Regarding limited liability companies, the 573rd edition of the TTK. The article sets the limits of responsibility in the partners. TTK’s 573. “The Shareholders are not responsible for the company’s debts, but are obliged only to pay the principal capital shares they have committed and to fulfill the additional payment and sub-action obligations stipulated in the company contract”, limiting the responsibilities of the Limited company partners to third parties. The shareholder’s liability is limited only to the amount of capital committed. They are not responsible for the common company’s debts to third parties and to the company’s creditors.

The exception to the limited liability of the partners in limited companies is section 35 of the Law on the Collection Procedure of Public Receivables.
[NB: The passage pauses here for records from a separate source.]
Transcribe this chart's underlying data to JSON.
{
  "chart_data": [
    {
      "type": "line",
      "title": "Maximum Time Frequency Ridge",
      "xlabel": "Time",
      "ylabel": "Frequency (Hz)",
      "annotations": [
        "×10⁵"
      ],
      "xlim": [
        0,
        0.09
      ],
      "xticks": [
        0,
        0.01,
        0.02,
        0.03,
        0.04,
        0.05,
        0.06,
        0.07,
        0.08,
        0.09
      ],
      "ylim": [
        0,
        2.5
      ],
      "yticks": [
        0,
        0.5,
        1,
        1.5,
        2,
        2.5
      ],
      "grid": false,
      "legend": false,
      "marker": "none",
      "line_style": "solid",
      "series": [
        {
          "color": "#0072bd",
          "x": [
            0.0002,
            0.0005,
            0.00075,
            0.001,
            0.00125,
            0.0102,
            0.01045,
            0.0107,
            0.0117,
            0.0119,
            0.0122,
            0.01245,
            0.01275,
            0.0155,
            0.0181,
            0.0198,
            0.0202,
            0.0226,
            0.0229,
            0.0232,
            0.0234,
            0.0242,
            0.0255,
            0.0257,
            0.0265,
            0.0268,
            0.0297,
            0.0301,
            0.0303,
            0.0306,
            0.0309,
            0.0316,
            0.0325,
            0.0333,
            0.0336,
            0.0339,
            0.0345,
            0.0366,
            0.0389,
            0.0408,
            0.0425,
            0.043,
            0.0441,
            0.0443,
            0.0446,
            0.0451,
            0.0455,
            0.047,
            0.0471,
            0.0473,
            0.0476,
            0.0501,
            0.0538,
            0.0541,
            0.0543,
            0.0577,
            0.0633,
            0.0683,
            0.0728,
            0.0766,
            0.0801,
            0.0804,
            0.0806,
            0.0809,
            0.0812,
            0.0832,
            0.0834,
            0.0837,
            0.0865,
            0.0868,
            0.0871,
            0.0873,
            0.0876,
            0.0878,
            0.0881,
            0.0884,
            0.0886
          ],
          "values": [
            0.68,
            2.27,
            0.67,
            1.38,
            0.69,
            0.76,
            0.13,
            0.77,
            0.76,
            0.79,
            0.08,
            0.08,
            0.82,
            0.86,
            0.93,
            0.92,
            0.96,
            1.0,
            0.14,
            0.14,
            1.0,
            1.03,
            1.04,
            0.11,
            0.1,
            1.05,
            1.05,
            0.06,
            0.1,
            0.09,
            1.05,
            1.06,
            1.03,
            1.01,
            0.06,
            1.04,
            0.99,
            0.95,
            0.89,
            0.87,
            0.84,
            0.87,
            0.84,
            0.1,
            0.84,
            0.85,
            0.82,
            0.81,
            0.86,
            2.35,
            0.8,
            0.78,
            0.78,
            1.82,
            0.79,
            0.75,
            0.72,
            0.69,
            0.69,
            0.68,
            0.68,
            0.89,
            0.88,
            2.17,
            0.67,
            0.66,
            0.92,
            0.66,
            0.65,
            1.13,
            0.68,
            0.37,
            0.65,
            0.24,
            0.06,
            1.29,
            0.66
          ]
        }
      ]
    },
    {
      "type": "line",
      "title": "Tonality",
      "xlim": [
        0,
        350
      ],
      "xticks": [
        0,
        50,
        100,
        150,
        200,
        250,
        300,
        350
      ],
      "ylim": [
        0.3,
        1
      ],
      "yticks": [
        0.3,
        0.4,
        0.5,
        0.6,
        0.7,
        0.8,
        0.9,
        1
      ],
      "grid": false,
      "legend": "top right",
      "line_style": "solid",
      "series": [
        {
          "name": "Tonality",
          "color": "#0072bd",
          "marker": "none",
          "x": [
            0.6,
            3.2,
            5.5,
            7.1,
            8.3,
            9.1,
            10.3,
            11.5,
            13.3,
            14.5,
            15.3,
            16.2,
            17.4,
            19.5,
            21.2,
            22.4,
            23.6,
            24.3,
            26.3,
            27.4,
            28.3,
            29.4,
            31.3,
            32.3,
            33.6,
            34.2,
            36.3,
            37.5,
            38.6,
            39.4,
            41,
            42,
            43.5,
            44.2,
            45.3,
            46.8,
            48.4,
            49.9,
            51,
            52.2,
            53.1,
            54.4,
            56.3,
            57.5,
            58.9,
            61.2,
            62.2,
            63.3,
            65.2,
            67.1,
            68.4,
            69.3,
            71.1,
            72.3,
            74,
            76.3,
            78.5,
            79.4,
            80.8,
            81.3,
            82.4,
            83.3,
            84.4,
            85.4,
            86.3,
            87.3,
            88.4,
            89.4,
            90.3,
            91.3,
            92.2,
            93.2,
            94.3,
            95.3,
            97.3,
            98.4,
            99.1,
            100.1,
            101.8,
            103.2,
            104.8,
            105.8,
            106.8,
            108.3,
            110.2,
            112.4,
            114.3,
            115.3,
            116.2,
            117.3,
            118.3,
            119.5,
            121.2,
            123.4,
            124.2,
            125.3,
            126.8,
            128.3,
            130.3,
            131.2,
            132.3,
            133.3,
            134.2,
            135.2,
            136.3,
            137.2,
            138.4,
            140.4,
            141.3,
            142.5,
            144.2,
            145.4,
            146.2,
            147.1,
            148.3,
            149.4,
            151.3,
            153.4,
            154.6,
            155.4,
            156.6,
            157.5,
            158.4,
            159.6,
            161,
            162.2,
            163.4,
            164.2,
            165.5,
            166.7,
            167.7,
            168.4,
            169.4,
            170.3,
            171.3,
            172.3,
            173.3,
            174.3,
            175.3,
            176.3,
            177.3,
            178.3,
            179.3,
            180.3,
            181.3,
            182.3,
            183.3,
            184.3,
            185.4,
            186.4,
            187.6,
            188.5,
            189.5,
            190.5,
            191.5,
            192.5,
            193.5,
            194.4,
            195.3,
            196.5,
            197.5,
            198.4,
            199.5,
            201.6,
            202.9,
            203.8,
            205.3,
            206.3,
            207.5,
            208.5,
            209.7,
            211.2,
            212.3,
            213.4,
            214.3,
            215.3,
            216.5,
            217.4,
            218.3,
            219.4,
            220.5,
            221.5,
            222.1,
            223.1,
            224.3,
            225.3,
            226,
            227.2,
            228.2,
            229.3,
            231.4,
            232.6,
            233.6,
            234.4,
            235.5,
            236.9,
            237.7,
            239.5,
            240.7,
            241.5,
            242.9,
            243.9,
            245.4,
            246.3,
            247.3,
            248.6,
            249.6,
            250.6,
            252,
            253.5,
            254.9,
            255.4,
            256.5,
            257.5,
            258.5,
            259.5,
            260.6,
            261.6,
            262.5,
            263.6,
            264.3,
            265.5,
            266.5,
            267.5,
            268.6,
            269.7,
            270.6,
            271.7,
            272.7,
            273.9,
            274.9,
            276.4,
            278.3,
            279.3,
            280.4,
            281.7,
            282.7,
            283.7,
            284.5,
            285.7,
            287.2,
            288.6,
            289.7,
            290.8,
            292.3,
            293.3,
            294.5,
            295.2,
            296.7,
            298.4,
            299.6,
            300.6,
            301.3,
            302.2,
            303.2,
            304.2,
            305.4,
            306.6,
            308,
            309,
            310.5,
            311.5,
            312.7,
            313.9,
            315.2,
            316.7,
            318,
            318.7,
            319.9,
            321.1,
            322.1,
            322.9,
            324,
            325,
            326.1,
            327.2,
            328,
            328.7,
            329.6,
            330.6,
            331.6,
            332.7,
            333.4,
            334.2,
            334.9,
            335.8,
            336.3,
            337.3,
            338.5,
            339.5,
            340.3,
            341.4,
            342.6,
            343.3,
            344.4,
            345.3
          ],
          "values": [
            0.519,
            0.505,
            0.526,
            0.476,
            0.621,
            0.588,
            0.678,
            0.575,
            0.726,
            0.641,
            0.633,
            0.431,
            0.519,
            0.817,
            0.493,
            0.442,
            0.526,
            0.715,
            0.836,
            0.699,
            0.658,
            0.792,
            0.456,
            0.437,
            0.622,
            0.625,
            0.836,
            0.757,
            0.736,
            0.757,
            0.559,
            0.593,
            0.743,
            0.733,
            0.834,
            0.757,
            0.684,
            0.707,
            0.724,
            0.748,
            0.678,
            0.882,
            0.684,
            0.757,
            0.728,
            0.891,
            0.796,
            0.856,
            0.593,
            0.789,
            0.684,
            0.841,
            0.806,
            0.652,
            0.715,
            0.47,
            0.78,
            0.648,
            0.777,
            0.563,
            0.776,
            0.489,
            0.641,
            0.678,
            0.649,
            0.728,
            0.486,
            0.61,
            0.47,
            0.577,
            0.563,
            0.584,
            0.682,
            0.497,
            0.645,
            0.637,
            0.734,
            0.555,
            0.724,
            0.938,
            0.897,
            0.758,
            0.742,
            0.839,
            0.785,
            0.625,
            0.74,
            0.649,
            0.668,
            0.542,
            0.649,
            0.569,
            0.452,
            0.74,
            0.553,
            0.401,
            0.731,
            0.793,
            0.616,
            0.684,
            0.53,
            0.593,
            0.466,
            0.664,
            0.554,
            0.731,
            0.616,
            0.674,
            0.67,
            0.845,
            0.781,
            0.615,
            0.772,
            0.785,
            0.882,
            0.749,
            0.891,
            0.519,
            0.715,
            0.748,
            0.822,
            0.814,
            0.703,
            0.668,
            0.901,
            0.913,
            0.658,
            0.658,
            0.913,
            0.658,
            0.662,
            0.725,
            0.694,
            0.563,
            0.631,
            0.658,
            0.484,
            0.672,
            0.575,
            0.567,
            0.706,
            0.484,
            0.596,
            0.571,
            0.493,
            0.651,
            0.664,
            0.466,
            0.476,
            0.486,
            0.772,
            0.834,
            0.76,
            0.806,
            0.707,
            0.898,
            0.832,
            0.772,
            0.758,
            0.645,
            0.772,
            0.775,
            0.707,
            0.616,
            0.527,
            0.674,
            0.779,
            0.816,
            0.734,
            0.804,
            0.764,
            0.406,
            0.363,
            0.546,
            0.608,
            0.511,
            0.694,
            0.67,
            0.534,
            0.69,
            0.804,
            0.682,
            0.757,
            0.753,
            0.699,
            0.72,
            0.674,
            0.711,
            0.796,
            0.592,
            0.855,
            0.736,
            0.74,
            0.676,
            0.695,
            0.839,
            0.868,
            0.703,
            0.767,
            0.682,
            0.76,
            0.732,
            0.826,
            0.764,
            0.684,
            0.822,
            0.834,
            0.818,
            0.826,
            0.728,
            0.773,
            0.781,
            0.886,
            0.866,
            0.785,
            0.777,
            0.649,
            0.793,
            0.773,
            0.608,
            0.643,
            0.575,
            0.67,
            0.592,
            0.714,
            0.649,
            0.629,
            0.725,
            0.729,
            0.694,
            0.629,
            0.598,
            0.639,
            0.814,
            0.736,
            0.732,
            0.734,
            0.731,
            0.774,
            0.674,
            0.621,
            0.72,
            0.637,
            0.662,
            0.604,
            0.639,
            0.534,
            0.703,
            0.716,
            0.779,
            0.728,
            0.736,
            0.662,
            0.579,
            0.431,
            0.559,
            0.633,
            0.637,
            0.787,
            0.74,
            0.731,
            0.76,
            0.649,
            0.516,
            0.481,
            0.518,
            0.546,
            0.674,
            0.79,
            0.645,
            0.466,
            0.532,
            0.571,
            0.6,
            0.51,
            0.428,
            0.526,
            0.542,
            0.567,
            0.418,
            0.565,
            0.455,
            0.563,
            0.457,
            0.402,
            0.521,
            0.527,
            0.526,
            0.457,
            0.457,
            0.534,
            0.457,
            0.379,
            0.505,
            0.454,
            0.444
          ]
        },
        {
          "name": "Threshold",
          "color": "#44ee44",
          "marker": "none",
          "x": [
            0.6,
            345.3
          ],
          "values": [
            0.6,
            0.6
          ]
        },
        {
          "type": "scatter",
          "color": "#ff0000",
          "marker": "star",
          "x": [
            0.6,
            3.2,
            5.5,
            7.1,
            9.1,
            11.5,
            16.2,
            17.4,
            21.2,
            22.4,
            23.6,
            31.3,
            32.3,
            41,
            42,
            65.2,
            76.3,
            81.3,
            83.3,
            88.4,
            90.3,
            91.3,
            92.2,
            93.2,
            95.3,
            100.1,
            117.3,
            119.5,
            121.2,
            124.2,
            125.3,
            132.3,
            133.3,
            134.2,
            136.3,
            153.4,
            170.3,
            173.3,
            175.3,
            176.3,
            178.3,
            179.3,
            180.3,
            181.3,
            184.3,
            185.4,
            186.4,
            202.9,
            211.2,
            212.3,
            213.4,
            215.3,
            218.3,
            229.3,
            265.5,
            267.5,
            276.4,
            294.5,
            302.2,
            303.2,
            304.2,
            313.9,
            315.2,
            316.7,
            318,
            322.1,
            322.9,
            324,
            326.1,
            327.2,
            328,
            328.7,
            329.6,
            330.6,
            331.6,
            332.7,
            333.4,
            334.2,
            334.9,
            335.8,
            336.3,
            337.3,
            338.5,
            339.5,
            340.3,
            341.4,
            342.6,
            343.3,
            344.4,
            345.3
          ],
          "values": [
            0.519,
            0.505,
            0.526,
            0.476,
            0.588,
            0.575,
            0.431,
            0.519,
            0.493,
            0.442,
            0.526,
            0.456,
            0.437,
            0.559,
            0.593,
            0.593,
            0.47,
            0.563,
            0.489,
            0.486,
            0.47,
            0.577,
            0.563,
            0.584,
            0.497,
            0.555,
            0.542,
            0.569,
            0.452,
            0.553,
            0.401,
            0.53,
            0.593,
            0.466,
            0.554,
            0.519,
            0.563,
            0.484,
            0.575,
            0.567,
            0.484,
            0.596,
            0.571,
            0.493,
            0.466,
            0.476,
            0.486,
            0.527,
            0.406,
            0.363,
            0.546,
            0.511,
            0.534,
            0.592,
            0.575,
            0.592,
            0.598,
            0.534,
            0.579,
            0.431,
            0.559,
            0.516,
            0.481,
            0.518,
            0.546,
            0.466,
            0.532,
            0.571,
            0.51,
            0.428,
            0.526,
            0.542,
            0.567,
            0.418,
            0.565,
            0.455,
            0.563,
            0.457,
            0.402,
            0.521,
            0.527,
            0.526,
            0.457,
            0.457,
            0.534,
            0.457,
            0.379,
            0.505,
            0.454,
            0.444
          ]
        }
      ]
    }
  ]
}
It is the regulation that is introduced with the article. On the 35th anniversary of the AATUHK. In the article; “Limited liability partners are directly responsible for the ratio of capital shares as it is understood that they cannot be fully or partially collected from the company and are pursued in accordance with the provisions of this Law.” In other provisions of the Article, it is stated that if the limited liability partner transfers the share of the capital in the company, the individuals who transfer and inherit the share shall be held responsible for the payment of the public receivables before the transfer, and if the shareholders are different individuals at the time of the birth and payment of the public receivables, these individuals shall be liable for such debt.

The responsibilities of limited liability partners in the company’s public debts are circumstantant responsibilities. The public debt of the company to which the partner is responsible is a debt independent of the capital debt that the partner has committed or paid against the limited liability company. In other words, the public creditor institution must first apply for the assets of the limited liability company and the personal assets of the partners can be applied if the public receivable cannot be collected from the company’s assets.